On the good opinion of others and how it drives us
September 29, 2015
I just came back from a short vacation during which my normal daily activities were suspended — including writing daily, following twitter and podcasts to keep abreast of infosec news, and doing work towards my M.Sc. at Helsinki University.
Before going, I had pushed myself at the expense of more interesting topics (memory forensics) to get more academic reading done and turned in my distributed systems course essays ahead of time so that I wouldn't need to fuss over them during my vacation.
After I came back my first worry is the next upcoming deadline (in less than a week) for which I had not yet read. This deadline trumped my personal goals that I have set for myself, like posting a new blog post on LinkedIn every two weeks — and that irked me quite a bit afterwards. Today as I was working on other exercises for the course my thoughts kept wandering to my favorite topics — my infosec twitter feed to learn about new threats, interesting defenses or nice write-ups of capture the flag contests. All of these would be preferable to the job at hand of reading the academic paper we were assigned. The only good vibe I got from the paper was that it had a really complex sounding title and thus it elevated my self-worth — I must be really smart, or sumthin', to be reading these big words!

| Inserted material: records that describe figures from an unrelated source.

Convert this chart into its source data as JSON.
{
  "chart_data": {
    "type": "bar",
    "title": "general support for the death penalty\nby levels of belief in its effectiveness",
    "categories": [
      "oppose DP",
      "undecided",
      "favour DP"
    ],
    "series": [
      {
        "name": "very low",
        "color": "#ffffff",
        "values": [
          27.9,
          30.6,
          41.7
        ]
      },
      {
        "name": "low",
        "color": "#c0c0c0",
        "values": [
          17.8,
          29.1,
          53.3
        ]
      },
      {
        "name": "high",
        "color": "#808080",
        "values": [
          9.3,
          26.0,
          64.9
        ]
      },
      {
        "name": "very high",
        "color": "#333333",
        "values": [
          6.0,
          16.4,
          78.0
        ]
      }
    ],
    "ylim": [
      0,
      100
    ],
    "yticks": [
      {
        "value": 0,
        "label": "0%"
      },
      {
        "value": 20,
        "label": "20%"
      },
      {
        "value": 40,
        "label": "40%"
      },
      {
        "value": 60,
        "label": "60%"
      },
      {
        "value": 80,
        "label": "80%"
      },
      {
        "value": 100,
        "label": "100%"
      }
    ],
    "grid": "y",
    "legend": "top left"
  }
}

Care about what other people think
and you will always be their prisoner
- Lao Tzu
Then the term coined by Peter Sage came a-knockin': GOOP, or, Good Opinion of Other People.
He posits that most people spend the majority of their lives being driven by how others see you — or rather, how you assume them seeing you. Others being people like your parents, significant other, classmates, and so forth. I had learned of the term 3 weeks ago while watching his second London Real interview and already then it had resonated with me on the "hey that's interesting, I need to share this with other people" level, but now it finally hit home.
And it really hit hard. Am I going for the master's because I actually want to get it, or because I want the prestige and/or approval that achieving it would garner from others — be this prestige real or imaginary.
I am lucky in the sense that I have a pretty clear goal of where I see myself career-wise in the next 2-5 year span and have access to all of the material to get me on my way for the next year or so at least. All of that material is standing idly by as I am working with something else. Something else that slightly relates to my desired career goals since it is in the field of computer science, but my alma mater does not have a infosec/cybersec program — let alone forensics or anything related to reverse engineering — so I am currently majoring in computer science with a focus in distributed systems and networking. Sure network security is one part of the infosec world, but where I am going, you don't need cars.. erm, I mean I don't need to have an academic background in how peer to peer networks work, or have implemented my own distributed hash table or the like.
To be honest, doing "school work" when I am working in an exciting new job in a new country feels like a step backwards — or at least sideways — instead of being progress for me. Sometimes it just takes time for these feelings to materialize from gut feelings into figuring out why things seemed amiss. On the other hand, this "faltering of spirit" makes me also suspect my motives for wanting to put academic progress on pause — am I doing it because I clearly see what I want to actually do OR am I doing it just to avoid the anxiety that comes hand in hand with learning new things.
After having wrestled with this internally for a lengthy while the key arguments against quitting were "I contacted the instructor beforehand and if I stop now, he'll have wasted his time" and "my friends/family will be disappointed". I am not saying it is wrong to care about others, but I am saying that making decisions based on what I project other people's thoughts of me to be is folly.
Whatever I am moving towards will bring with it loads of adversity and it is wise to make sure you are taking the punches for the right cause, because as cliché as it is: you are here only for a very short time. And as the great poet Drake so eloquently put it: YOLO.
And on that bombshell it is time to end, good night!